頭痛で痛み止めを頻繁に飲んでいると、クセになる?“使い過ぎ”にならない、上手な痛み止めの使い方と選び方
- 作成:2021/12/12
頭痛持ちの人は、痛み止めを使う機会も多いと思います。薬で頭痛が治るのはありがたいことですが、薬をあまり使い過ぎるのも良くないのではないかと不安を抱くこともあるでしょう。確かに、薬の使い過ぎは問題ですが、それを気にして薬を使わず、頭痛で生活に支障を来たすことも問題です。 今回は、“使い過ぎ”にならない、上手な痛み止めの使い方と選び方をお伝えします。
この記事の目安時間は3分です
痛み止めを使っているとクセになる?だんだん効かなくなってくる?
頭痛によく使われる痛み止めとしては、「ロキソプロフェン」や「イブプロフェン」といった解熱鎮痛薬が挙げられます。こうした解熱鎮痛薬は、病院で処方される医療用医薬品だけでなく、ドラッグストア等で購入できる一般用医薬品としても販売されているため、使う機会も多いと思います。
この薬は、胃を荒らしやすいほか、腎臓にも負担をかけやすいといった注意点はありますが、用法・用量を守って使っている限りは、基本的に習慣性や依存性、耐性を生じることはありません。
そのため、「薬を飲んでいるとだんだんクセになってくる」とか、「薬を使っているとだんだん効かなくなってくる」といった心配をする必要はありません。頭痛で日常生活に支障を来たすような場合は我慢をせず、薬を使うことも選択肢に入れたケアを考えてください。
痛み止めの選び方によっては、“クセになる”こともある
ただし、痛み止めの選び方によっては“クセになる”こともあります。特に、一般用医薬品の『ロキソニンSプレミアム』や『バファリンプレミアム』、『イブクイック頭痛薬』、『ナロンエース』などに含まれる「アリルイソプロピルアセチル尿素」や「ブロモバレリル尿素」といった成分は、習慣性医薬品に指定されている催眠鎮静薬です。痛み止めそのものでは“クセ”になることはなくても、こうした付属の成分が“クセ”になる可能性は十分に考えられます。
実際、こうした催眠鎮静薬の入った痛み止めを長年に渡って使い続けていた結果、神経障害などの中毒症状を起こした事例は多く報告されています1,2)。眠くなるなど副作用も多い成分でもある3)ので、どうしても必要な場合を除いては、これらの成分の入っていない痛み止めを選ぶことをお勧めします。
痛み止めを使い過ぎたことで起こる「薬物乱用頭痛」
痛み止めを“使い過ぎ”ていると、薬が原因で起こる頭痛「薬物乱用頭痛」を起こすことがあります。

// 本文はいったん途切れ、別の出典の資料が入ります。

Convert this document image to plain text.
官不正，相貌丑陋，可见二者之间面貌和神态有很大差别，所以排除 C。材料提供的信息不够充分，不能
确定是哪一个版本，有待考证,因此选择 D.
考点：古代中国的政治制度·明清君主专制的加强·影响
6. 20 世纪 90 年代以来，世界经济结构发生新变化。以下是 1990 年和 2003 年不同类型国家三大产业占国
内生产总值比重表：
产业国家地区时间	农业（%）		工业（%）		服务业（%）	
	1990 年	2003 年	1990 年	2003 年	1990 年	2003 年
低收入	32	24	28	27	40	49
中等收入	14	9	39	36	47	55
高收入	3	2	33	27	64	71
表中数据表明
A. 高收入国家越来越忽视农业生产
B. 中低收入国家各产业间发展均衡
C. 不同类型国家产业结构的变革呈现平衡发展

「薬物乱用頭痛」が具体的にどのくらいの頻度で薬を使っていた場合に起こるのかについては、個人差もありはっきりとした線引きは難しいですが、「ロキソプロフェン」や「イブプロフェン」といった解熱鎮痛薬であれば、月に110回を超えるような頻度で何年も使い続けていると、そのリスクは高くなってくる4)・・・といったくらいのものです。いくら頭痛持ちの人であっても、用法・用量を守って使っている限り、このような使い方になることは基本的にないと思われますので、あまり心配する必要はありません。
しかし、薬の種類によっては、もっと少ない回数・頻度で「薬物乱用頭痛」の原因になることもあります。たとえば、「アセトアミノフェン+アスピリン+カフェイン」の3剤を一緒に使うタイプの痛み止め(例:エキセドリンA錠)では「1ヶ月に10日以上使う5)」ことが、病院で処方される片頭痛専用の治療薬「トリプタン」では「1ヶ月に18回以上使う4)」ことが、それぞれ「薬物乱用頭痛」のリスクに繋がるとされ、注意喚起がされています。この頻度は、たとえ用法・用量を守って使っていても超えてしまうことがありますので、注意が必要です。
なお片頭痛が頻繁に起こる場合、“予防薬”を使って片頭痛の頻度そのものを減らすこともできます。片頭痛をよく起こすので痛み止めを使い過ぎてしまう、という人は、一度病院で相談してみてください。
執筆:薬剤師K 調剤薬局勤務、薬剤師10年目
1) 日本内科学会雑誌.106(11):2410-2417,(2017)
2) Intern Med . 1998 Sep;37(9):788-91.
3) Yakugaku Zasshi . 2017;137(10):1301-1311.
4) Neurology. 2002 Oct 8;59(7):1011-4.